Au festival d’Essaouira, l’artiste Asmaa Hamzaoui a brisé un tabou en jouant du guembri lors d’une cérémonie ésotérique, un rôle jusqu’à présent réservé aux hommes.

Samedi 22 juin, la soirée est déjà bien avancée à Essaouira et le vent souffle avec rudesse sur cette ville du littoral atlantique marocain. Mais la place Moulay-Hassan, au cœur de la médina, ne désemplit pas. Le public enthousiaste, quelque 200 000 personnes de tous âges massées autour de la scène principale, profite de la dernière affiche du festival Gnaoua et Musiques du monde, qui s’achève après trois jours de concerts ininterrompus. Pour la clôture, la chanteuse britannique d’origine tamoule Susheela Raman opère une fusion envoûtante avec la troupe du mâalem (grand maître) Hamid El Kasri.

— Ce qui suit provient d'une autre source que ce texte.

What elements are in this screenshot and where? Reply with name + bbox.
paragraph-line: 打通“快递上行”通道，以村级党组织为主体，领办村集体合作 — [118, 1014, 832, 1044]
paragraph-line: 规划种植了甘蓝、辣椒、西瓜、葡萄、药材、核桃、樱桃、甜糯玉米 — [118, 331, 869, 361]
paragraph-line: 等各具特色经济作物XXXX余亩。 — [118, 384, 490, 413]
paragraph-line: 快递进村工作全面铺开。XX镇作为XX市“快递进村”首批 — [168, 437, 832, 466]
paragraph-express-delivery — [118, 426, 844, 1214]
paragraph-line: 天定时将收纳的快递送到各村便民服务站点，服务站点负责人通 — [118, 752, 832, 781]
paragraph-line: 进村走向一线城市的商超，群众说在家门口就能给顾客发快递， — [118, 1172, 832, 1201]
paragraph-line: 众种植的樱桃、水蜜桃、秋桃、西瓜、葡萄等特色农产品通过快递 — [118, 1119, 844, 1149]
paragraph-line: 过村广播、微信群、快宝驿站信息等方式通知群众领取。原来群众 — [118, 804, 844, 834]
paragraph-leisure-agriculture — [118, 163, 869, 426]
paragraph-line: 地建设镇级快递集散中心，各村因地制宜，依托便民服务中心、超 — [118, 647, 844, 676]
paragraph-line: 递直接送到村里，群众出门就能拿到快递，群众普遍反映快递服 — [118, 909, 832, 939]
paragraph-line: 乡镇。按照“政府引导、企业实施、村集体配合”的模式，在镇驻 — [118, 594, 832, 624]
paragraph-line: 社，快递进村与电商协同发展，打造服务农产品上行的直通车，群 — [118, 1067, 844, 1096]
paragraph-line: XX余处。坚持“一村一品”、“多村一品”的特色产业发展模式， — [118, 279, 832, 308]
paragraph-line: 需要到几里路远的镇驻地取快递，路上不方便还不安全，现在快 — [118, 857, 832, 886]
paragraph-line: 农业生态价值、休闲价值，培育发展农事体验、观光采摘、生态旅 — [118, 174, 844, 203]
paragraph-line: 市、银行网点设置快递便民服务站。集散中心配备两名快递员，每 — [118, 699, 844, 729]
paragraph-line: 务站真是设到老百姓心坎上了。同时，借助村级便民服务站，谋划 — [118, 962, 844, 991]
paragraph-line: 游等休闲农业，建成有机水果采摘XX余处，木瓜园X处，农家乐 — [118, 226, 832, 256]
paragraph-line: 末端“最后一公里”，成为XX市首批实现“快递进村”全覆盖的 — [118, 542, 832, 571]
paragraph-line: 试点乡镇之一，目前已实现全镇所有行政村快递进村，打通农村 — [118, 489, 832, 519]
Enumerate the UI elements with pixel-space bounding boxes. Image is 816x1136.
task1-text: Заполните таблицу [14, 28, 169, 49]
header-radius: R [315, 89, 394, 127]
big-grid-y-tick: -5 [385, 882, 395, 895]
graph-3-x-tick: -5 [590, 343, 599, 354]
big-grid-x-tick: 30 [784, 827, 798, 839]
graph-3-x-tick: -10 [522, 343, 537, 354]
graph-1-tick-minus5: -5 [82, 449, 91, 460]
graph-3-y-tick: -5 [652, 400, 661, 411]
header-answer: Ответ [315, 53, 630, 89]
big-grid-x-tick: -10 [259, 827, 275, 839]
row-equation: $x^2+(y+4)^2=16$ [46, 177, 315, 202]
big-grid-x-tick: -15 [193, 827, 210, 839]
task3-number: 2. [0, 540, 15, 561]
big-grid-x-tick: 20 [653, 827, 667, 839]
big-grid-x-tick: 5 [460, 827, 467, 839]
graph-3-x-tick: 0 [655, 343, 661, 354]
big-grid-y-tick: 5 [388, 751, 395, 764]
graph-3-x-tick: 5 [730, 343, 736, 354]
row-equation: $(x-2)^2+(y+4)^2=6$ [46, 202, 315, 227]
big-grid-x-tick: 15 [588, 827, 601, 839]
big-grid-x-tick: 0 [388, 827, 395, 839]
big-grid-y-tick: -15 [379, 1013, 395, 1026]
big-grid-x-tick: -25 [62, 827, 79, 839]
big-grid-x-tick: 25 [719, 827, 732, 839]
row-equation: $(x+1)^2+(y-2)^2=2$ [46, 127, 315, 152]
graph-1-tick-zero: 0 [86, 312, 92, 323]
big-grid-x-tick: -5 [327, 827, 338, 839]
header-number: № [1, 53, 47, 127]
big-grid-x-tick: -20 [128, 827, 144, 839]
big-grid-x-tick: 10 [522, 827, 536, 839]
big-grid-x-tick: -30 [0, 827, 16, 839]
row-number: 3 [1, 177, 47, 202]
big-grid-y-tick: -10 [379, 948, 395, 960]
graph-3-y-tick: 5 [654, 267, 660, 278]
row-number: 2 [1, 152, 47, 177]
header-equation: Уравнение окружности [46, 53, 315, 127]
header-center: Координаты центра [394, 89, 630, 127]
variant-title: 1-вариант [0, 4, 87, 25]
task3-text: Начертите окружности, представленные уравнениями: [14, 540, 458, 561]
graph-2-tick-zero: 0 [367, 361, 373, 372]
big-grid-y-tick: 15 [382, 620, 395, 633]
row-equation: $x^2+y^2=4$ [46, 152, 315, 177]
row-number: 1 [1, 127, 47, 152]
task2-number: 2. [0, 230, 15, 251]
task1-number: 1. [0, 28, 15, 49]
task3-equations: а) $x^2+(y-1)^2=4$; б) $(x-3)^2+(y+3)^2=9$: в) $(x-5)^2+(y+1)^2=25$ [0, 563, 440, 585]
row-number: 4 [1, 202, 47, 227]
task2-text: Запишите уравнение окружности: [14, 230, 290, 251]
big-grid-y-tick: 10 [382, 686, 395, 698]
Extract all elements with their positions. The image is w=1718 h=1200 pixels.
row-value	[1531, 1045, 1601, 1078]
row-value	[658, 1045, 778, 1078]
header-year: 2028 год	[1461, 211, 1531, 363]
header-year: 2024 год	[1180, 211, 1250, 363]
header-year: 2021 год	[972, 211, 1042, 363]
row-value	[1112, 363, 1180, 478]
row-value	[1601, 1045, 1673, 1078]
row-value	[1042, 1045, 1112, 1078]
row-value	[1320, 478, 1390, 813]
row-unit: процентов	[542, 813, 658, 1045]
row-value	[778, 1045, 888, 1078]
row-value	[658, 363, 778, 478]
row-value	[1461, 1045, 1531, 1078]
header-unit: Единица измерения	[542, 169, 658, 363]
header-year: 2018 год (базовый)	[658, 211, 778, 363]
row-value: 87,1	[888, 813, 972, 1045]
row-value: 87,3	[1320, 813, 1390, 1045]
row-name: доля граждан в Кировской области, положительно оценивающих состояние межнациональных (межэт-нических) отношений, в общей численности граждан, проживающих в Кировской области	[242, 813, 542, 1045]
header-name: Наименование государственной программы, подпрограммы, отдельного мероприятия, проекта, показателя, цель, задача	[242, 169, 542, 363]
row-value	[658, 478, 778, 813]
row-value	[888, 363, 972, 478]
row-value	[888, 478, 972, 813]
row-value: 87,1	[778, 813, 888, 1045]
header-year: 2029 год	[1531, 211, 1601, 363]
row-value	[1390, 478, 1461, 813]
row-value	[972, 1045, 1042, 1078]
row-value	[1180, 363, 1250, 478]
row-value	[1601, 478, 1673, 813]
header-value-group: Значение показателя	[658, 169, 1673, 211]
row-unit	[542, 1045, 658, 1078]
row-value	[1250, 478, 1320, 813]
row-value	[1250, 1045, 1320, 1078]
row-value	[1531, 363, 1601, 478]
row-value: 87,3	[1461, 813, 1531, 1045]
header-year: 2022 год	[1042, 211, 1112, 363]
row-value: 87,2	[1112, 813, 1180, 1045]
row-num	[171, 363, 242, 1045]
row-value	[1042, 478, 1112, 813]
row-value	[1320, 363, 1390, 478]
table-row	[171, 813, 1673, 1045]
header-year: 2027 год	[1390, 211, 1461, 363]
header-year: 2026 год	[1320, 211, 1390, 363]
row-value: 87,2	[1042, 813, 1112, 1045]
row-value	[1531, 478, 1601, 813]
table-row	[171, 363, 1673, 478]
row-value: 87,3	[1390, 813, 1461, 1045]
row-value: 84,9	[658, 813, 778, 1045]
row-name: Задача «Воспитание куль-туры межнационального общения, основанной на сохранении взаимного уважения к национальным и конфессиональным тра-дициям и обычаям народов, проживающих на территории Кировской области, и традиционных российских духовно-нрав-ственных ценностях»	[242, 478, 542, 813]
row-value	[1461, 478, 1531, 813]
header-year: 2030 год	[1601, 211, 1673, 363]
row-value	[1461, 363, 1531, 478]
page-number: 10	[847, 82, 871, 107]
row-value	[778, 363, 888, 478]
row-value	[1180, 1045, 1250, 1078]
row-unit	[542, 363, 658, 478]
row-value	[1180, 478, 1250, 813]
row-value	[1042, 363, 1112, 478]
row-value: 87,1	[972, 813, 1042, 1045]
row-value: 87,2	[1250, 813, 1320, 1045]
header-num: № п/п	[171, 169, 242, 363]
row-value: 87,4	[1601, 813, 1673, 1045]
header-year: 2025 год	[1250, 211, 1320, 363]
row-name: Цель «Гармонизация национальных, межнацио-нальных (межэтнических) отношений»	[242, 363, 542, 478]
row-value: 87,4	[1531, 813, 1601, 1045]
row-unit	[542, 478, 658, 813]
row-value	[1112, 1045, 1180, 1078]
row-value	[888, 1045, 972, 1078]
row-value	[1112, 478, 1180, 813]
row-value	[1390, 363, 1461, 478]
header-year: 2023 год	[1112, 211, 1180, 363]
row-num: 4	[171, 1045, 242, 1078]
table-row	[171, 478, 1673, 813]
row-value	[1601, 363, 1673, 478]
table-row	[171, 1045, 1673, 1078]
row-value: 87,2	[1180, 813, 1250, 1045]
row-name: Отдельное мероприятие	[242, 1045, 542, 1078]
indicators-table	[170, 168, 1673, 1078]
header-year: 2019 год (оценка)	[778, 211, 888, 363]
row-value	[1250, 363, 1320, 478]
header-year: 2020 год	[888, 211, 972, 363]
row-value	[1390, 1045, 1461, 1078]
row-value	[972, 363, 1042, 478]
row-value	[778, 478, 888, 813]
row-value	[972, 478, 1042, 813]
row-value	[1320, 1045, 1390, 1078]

Au même moment à Dar Loubane, autre cadre, autre atmosphère. Dans ce caravansérail du XVIIIe siècle, une centaine de privilégiés, initiés et invités triés sur le volet, sont transportés dans l’ambiance plus intimiste des lila, cérémonies au cours desquelles se pratiquent les rituels ésotériques de l’art tagnaouite. Au programme toute la nuit, jeu de guembri (luth à trois cordes) et de crotales, chants et danses jusqu’à la transe, sous la houlette du mâalem. Mais cette nuit, fait exceptionnel, le maître des cérémonies est accompagné d’une femme, Asmaa Hamzaoui.